Üstelik korkup çekinmeye gerek yok. Çünkü genele hakim olmuş düşünceyi bildiğimiz için, maddi kaygıları da göz önünde bulundurarak tamamen kendimizi motive etmek konusu üzerinde duracağız. Bunun için çok sağlam örnekler gösterme şansımız bulunuyor. Ne de olsa kişiyi en iyi tanıyan yine kendisidir, öyleyse en çok yardım da yine kendi içinden gelir O’na. Öyleyse bu yöntemler içinde son zamanların en fazla ilgi gören ve sağladığı yarar su götürmeksizin herkes tarafından kabul edilmiş, yazarak rahatlama olgusuna değinmek gerekiyor. Bunun sonucunu ilk andan başlayarak en iyi şekilde, rahatlamak için yazan sayısız insan adına garanti edebiliriz!

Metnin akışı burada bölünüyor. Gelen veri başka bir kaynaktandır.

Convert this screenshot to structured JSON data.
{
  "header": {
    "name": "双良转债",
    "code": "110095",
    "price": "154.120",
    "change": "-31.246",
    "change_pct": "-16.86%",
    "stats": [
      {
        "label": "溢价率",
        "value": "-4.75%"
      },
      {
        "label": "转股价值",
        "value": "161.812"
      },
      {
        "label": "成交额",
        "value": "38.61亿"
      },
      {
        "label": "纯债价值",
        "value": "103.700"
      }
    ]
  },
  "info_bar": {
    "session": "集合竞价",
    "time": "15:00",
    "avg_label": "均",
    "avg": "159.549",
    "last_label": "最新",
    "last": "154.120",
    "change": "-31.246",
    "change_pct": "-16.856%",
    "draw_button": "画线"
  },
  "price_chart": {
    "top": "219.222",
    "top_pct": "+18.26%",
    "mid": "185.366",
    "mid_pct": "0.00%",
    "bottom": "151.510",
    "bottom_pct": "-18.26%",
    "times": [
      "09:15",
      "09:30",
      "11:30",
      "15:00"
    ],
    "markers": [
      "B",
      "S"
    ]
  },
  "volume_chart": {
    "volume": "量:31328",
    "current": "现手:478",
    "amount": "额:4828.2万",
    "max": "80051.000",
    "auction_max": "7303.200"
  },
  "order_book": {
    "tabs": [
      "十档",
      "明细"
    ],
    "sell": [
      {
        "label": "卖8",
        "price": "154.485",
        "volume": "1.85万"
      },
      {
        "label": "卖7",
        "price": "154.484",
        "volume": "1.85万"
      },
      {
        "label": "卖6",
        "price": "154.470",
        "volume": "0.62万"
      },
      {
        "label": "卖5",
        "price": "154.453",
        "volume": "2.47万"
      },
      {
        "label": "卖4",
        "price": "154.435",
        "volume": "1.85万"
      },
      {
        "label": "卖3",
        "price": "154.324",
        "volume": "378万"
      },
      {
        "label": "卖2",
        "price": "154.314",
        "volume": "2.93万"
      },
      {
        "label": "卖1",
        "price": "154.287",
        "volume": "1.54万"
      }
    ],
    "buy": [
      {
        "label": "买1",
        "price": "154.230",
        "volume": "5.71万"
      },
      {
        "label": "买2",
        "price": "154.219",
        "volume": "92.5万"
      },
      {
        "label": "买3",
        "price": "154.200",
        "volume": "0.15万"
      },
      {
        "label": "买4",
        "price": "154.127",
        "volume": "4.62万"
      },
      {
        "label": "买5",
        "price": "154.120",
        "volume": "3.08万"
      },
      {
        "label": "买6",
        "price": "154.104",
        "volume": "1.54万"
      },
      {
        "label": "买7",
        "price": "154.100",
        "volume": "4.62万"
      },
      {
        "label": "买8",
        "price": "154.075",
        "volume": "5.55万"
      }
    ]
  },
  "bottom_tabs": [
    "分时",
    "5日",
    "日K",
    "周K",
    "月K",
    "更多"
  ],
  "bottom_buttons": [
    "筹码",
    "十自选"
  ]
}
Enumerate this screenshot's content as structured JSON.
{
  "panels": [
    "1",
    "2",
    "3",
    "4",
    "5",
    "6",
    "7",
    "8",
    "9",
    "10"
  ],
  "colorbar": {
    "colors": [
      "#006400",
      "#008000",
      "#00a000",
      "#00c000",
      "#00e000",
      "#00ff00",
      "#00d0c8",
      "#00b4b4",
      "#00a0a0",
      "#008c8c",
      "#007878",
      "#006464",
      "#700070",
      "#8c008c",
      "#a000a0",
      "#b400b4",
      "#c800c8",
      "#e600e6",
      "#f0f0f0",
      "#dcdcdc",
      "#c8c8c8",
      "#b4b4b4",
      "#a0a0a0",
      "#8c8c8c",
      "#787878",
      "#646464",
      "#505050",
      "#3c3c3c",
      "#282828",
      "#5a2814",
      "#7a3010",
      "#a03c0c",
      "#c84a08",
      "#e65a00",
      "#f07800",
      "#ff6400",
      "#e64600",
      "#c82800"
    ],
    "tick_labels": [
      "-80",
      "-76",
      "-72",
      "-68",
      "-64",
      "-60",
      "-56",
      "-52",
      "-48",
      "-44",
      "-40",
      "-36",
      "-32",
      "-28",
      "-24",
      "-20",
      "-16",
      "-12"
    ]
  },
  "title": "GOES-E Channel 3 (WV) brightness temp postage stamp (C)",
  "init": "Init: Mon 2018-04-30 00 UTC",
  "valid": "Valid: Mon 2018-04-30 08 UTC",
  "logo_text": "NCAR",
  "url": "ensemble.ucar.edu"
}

Yazmak, üretmek anlamına gelir. Bir şeyleri yoktan var etmek, ona sahip olmak ve istediğimiz gibi üzerinde hakimiyet kurmak. Devrik cümleler, anlatım bozuklukları, imla kuralları, noktalamalar, ilgi çekici kelimeler… Hepsi bizim emrimizde birer kavramdır bunların! İşte, daha giriş aşamasında olayı bu noktadan ele aldığımızda dahi yazmak ve psikolojik destek arasındaki ilgiyi görme şansına sahip oluyoruz. İnsana kendini hatırlatıyor yazmak, öz güvenini tazelemesine, kendini yenilemesine, rahatlamaya fırsat veriyor. Sen üreten birisin, diye telkinde bulunuyor kalem sahibine! Peki, bununla mı sınırlı ruhsal sorunları ve onların çözümüne ilişkin yazma durumu? Elbette ki hayır. Bir başka büyük işlevi daha var yazmanın psikolojik anlamda. O da rahatlatıcı, boşaltıcı, tamamen nötr hale getirici etki! Tıpkı çıplak ayakla toprakta yürümek gibi düşünebiliriz bunu.
Şiir yazmak, deneme, hikaye, roman, öykü, günce, anı ya da diğer türler. Her ne olursa olsun, içimizde birikmiş olan şeyleri, en samimi, en özel, en üryan halimizle beyaz kağıda korkusuzca aktardığımız zaman sonucu göreceğiz! Tüm kasvetin kağıda aktığını, beyazdan sarıya döndüğünü kendi gözümüzle göreceğiz. Bu zor değil, sadece kendimize o cesareti verip kendimizi kalem ve kağıdın etkisine bırakmaktan geçiyor. Deneyin, pişman olmayacaksınız yazmak için ayırdığınız zamana. En iyi terapi yöntemlerinden birinin yazmak olduğunu, bunca kişinin yanılmadığını çok iyi bir deneyim ile öğrenmiş olacaksınız!
Üstelik sadece bu artıyla da sınırlı değil hayatınıza katacağınız güzellikler. Yazarak rahatlama yetisini edindiğiniz zaman, bu güzelliği yaşadığınızda başka bir ihtiyaç, okuma gereksinimi çıkacak ortaya. Doğal olarak okuyarak rahatlama da girecek hayat felsefenizin içine. Kalemin, kağıdın, şiirin, romanın, cümleyle alakalı her şeyin gücünü göreceksiniz, hissedeceksiniz!